Biden’s re-election bid elicits skeptical reactions from student voters

A generation of students that supported Bernie Sanders now seek younger candidates for better representation.

President Joe Biden exits Air Force One from the middle of the three doors with his iPhone in hand.

President Joe Biden’s 2020 campaign slogan, “Our Best Days Still Lie Ahead,” signaled hopefulness. Today, with Biden officially announcing his bid for re-election, students are skeptical that the 80-year-old’s best days are still ahead.

According to a poll from NBC News, close to 70% of Americans oppose Biden’s decision to run for the 2024 presidency, with almost half of the respondents citing his age as a major factor.
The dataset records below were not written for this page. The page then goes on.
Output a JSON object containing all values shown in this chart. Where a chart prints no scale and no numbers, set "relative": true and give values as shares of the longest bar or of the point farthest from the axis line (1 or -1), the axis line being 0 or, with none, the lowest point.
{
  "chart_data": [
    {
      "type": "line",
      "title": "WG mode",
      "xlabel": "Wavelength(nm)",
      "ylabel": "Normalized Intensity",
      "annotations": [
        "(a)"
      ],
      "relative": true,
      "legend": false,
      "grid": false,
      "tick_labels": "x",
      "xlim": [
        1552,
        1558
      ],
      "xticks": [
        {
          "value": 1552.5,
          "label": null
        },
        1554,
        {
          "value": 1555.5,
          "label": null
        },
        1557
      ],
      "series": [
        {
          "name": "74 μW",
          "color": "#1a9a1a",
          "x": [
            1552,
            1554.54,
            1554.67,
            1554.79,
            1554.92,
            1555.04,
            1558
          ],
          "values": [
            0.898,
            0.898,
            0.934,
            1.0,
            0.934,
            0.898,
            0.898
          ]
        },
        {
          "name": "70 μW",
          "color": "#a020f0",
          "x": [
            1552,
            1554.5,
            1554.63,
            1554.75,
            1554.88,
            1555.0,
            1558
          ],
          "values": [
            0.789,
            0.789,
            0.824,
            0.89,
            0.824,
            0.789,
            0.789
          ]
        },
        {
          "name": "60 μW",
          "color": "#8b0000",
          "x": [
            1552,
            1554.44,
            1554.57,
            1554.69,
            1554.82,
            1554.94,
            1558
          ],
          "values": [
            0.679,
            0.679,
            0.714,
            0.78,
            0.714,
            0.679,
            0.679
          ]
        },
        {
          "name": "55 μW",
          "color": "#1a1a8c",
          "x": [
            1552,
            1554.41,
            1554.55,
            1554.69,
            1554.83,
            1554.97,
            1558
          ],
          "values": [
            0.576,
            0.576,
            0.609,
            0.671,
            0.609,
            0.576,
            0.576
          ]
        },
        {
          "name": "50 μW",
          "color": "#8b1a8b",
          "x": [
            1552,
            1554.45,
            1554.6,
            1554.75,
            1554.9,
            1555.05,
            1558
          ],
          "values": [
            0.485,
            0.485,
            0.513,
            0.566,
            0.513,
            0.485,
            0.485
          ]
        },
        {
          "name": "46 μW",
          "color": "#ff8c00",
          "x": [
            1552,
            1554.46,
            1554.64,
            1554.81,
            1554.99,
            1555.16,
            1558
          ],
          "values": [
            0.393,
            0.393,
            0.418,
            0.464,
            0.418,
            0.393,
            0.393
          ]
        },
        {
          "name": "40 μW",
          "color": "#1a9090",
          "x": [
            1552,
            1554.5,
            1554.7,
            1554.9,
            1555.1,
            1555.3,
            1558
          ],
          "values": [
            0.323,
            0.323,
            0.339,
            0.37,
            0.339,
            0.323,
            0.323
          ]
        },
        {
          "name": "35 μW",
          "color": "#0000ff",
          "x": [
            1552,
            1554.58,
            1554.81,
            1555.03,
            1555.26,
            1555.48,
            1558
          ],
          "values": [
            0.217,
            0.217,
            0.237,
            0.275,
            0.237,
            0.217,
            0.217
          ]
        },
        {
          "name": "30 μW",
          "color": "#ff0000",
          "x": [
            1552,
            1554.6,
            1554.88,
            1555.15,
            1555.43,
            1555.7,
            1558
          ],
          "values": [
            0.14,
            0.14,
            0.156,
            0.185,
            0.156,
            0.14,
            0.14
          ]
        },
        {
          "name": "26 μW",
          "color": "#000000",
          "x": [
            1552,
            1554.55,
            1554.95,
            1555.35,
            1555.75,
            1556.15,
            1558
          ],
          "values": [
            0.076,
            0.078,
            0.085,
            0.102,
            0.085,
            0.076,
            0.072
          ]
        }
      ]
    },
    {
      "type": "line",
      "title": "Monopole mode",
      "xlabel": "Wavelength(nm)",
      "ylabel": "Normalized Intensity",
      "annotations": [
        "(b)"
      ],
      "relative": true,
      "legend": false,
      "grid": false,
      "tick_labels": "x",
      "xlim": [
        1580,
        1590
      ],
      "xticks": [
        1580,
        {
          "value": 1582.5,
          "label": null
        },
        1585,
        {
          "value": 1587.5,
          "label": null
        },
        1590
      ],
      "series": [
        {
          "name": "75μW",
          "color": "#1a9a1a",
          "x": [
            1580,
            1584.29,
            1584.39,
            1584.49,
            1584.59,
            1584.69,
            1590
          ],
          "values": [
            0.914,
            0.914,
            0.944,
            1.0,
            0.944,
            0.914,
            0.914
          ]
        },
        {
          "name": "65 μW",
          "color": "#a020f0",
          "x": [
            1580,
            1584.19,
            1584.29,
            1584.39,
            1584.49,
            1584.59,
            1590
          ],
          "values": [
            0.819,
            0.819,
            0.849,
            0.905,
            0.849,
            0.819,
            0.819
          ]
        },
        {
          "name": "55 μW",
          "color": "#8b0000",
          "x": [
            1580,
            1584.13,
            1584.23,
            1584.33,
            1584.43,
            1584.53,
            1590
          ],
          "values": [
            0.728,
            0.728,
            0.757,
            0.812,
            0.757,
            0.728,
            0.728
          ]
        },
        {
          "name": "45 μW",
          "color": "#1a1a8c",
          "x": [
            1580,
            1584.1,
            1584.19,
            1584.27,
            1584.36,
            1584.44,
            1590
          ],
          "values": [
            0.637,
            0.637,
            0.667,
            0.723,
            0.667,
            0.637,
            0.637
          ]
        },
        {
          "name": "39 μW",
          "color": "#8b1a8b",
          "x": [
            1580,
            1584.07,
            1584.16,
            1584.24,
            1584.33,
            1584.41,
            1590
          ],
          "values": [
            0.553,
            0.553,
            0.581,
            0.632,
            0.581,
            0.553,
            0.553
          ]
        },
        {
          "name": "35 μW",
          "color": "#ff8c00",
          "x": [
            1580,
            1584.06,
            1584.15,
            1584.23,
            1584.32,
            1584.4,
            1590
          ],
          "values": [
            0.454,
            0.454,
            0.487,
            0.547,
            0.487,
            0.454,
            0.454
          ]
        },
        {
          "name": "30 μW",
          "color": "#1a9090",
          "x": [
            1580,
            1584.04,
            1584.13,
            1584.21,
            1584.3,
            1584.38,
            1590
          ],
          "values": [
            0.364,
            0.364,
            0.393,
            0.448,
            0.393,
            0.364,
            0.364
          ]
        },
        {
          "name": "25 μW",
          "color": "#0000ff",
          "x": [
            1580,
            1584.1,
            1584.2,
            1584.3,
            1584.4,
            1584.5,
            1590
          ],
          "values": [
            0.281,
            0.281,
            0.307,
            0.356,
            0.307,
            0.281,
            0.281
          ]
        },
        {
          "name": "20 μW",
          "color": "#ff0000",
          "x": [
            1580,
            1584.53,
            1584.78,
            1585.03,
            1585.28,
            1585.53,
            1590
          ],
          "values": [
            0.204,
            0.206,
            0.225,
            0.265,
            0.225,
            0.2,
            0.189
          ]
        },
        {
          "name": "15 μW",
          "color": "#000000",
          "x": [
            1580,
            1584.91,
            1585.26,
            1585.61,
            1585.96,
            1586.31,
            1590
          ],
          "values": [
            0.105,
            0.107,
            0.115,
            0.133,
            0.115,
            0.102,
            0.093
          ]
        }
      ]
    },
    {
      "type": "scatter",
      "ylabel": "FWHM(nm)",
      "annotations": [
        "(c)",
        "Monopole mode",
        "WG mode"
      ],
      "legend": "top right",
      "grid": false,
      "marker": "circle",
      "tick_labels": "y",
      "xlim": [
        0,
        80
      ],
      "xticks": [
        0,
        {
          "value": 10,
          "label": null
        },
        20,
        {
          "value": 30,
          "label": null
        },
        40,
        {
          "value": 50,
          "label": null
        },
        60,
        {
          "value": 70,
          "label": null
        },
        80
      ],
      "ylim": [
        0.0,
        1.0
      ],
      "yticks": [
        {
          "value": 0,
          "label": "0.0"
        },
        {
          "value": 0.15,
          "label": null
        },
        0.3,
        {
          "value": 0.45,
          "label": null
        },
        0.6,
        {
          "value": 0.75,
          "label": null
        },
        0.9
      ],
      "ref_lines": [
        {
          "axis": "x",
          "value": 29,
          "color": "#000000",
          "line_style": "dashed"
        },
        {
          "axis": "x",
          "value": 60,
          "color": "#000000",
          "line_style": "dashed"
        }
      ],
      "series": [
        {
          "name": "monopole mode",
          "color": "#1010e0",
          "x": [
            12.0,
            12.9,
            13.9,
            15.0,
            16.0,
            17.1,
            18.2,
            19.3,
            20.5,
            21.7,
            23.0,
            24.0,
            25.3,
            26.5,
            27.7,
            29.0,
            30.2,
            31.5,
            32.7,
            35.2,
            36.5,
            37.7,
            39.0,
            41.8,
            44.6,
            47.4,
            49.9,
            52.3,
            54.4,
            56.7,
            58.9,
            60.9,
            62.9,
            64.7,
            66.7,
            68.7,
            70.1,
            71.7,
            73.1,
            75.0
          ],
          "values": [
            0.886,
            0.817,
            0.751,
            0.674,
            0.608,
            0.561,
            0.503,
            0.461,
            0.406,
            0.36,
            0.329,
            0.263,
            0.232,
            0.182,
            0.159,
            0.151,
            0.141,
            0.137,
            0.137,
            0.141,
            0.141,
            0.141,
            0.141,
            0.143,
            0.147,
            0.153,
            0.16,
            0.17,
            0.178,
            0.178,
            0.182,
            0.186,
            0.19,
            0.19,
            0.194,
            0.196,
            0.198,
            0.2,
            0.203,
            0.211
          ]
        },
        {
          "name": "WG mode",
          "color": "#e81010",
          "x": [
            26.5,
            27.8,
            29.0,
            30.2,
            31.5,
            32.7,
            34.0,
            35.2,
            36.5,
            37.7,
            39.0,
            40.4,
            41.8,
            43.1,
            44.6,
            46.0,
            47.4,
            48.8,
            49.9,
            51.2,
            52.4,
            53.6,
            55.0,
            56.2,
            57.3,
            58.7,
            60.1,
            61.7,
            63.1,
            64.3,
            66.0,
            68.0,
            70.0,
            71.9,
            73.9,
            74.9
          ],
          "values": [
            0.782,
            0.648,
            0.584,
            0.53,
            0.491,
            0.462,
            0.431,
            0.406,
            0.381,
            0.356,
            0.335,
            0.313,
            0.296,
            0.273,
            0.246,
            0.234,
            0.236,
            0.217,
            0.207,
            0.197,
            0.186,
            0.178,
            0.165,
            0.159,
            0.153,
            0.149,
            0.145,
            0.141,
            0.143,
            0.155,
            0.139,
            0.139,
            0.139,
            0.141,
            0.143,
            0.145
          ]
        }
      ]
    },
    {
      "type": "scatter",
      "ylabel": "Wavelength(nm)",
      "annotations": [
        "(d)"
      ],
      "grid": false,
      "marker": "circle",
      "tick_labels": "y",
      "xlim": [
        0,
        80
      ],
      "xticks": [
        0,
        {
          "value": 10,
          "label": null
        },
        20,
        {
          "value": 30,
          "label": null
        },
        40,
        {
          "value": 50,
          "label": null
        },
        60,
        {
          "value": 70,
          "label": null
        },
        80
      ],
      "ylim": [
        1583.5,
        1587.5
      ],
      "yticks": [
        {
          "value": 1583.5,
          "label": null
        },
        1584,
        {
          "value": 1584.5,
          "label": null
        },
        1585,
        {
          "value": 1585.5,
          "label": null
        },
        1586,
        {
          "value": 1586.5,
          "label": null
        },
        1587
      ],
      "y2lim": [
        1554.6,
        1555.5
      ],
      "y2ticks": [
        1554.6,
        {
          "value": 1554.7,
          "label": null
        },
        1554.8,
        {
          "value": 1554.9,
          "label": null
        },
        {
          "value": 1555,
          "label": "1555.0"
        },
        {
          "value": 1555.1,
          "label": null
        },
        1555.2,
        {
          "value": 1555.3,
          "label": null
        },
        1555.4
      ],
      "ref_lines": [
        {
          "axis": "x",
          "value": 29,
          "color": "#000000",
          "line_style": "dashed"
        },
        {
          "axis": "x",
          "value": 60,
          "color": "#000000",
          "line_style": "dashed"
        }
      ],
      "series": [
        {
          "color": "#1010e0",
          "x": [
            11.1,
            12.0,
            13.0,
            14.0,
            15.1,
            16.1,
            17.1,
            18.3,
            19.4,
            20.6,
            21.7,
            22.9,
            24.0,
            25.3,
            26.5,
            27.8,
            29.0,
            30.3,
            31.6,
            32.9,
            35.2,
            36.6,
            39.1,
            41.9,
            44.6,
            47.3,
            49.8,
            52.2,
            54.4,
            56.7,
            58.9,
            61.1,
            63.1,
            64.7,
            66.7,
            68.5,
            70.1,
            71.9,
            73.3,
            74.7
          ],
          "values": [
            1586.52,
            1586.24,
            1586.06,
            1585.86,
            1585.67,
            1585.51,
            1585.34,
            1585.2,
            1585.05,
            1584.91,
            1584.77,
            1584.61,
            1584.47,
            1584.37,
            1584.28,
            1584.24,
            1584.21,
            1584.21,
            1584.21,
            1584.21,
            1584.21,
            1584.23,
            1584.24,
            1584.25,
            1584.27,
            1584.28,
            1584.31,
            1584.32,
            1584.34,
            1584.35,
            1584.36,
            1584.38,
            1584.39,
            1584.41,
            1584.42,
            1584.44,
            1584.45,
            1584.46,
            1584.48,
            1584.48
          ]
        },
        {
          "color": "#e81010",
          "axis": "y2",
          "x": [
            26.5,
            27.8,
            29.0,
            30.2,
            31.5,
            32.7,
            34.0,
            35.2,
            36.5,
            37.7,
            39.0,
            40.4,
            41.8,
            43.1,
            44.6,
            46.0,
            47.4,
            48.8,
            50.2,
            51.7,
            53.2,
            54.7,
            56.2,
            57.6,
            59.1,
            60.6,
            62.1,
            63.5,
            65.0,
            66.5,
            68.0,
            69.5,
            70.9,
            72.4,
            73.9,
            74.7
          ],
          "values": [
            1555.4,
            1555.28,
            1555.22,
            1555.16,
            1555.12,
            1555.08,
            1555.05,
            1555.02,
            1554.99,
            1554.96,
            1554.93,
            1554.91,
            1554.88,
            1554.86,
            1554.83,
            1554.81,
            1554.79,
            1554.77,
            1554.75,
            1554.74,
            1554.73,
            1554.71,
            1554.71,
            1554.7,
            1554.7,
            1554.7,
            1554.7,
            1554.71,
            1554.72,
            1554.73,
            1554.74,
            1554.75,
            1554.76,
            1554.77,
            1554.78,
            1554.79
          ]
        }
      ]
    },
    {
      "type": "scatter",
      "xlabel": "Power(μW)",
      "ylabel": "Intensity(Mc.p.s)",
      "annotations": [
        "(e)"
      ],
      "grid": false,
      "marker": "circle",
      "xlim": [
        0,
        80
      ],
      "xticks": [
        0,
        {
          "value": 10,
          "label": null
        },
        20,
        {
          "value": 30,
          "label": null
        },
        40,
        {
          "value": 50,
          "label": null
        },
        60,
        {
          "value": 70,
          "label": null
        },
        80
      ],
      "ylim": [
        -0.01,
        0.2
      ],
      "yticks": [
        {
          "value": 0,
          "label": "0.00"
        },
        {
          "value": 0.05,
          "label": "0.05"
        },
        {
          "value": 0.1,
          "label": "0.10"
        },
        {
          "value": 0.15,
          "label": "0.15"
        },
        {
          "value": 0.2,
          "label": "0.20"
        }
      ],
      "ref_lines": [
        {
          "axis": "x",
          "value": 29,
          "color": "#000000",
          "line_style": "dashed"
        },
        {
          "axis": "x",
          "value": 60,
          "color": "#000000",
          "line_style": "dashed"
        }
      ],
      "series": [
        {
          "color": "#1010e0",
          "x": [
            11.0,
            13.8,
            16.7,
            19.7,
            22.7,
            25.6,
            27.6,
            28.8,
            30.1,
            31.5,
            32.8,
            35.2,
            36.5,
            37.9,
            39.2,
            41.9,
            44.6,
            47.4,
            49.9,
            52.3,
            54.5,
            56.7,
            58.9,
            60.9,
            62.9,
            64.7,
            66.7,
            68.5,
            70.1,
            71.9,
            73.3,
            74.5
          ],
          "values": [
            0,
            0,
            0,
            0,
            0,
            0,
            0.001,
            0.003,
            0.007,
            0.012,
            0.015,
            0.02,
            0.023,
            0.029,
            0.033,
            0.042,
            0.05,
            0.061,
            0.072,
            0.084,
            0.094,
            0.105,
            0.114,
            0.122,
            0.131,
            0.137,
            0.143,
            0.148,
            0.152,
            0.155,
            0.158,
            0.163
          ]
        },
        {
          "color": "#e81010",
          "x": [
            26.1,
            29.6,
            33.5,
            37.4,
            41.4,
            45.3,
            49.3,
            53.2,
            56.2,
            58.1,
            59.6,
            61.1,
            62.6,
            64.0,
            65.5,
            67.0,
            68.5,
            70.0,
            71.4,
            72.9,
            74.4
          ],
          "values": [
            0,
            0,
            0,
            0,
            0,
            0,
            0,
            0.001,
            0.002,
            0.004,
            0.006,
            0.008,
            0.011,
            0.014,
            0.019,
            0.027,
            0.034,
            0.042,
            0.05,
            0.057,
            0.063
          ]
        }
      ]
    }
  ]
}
For sophomore Isabelle Lim, Biden’s age wasn’t her greatest concern, but she said she would much rather vote for a younger candidate who she could better identify with.

“There’s a lot of buzz that like, oh, like Biden’s senile,” Lim said, though she doesn’t necessarily subscribe to it.

Benkei Golden, a junior studying cinema media studies, said he felt a “generational alienation with [Biden],” making him seek out younger candidates.

Much of Gen Z identifies with Bernie Sanders, despite being a year older than Biden, for example, student Jamie Mazur name-dropped Sanders when asked for his “ideal candidate.”

In an unscientific online poll sent out by Annenberg Media, students gave their opinions on upcoming candidates. Many shared similar sentiments in support of Biden such as “no better option and I would rather get him in office than another Republican” and “least bad option; it’s a shitshow no matter what.”

When approaching other students for their perspectives, many either claimed they lacked the specific knowledge to speak on the topic or stated the issue was “too political.” Those who shared their responses were generally ambivalent.

Andrew Ngo, a business administration student, said a quality he seeks in a candidate is someone who can better understand bipartisan issues.

“I think the last few administrations have been a little bit rough on that end, and I think it’s hurt overall progress,” Ngo said.

USC students who were interviewed said there was a lack of better, and often younger, options. David Deiser, a film and television production major, said voting for other candidates, like Republican candidate Donald Trump, could lead America into “dangerous territory.”

“I think neo-liberal mediocrity is always going to be better than what can sort of lead up to fascism,” Deiser said. “I think it’s fine that Biden is running again. I hope he wins based on the fact that people are probably going to vote for him because he’s a moderate, but I would rather obviously, there be more far-left candidates.”

In an interview with CNN, Biden expressed his hopefulness to continue to work on abortion rights and environmental issues.

“The question we are facing is whether in the years ahead we have more freedom or less freedom. More rights or fewer” Biden said. “I know what I want the answer to be and I think you do too. This is not a time to be complacent. That’s why I’m running for reelection.”

In a three-minute video announcing his campaign, Biden took a jab at his opponent, Donald Trump, stating “MAGA extremists are lining up to take on those bedrock freedoms,” while displaying photos of the 2021 capitol riots.

Entering the 2020 presidential election with a high profile image, as Biden served as Barack Obama’s vice president previously (2009-2017), the race was tight as many Americans supported the then-current president, Donald Trump. Yet Biden received 81 million votes, the most any president has in U.S. history.

The 2024 election provides another intense matchup as both Biden and Trump are the projected candidates for their parties.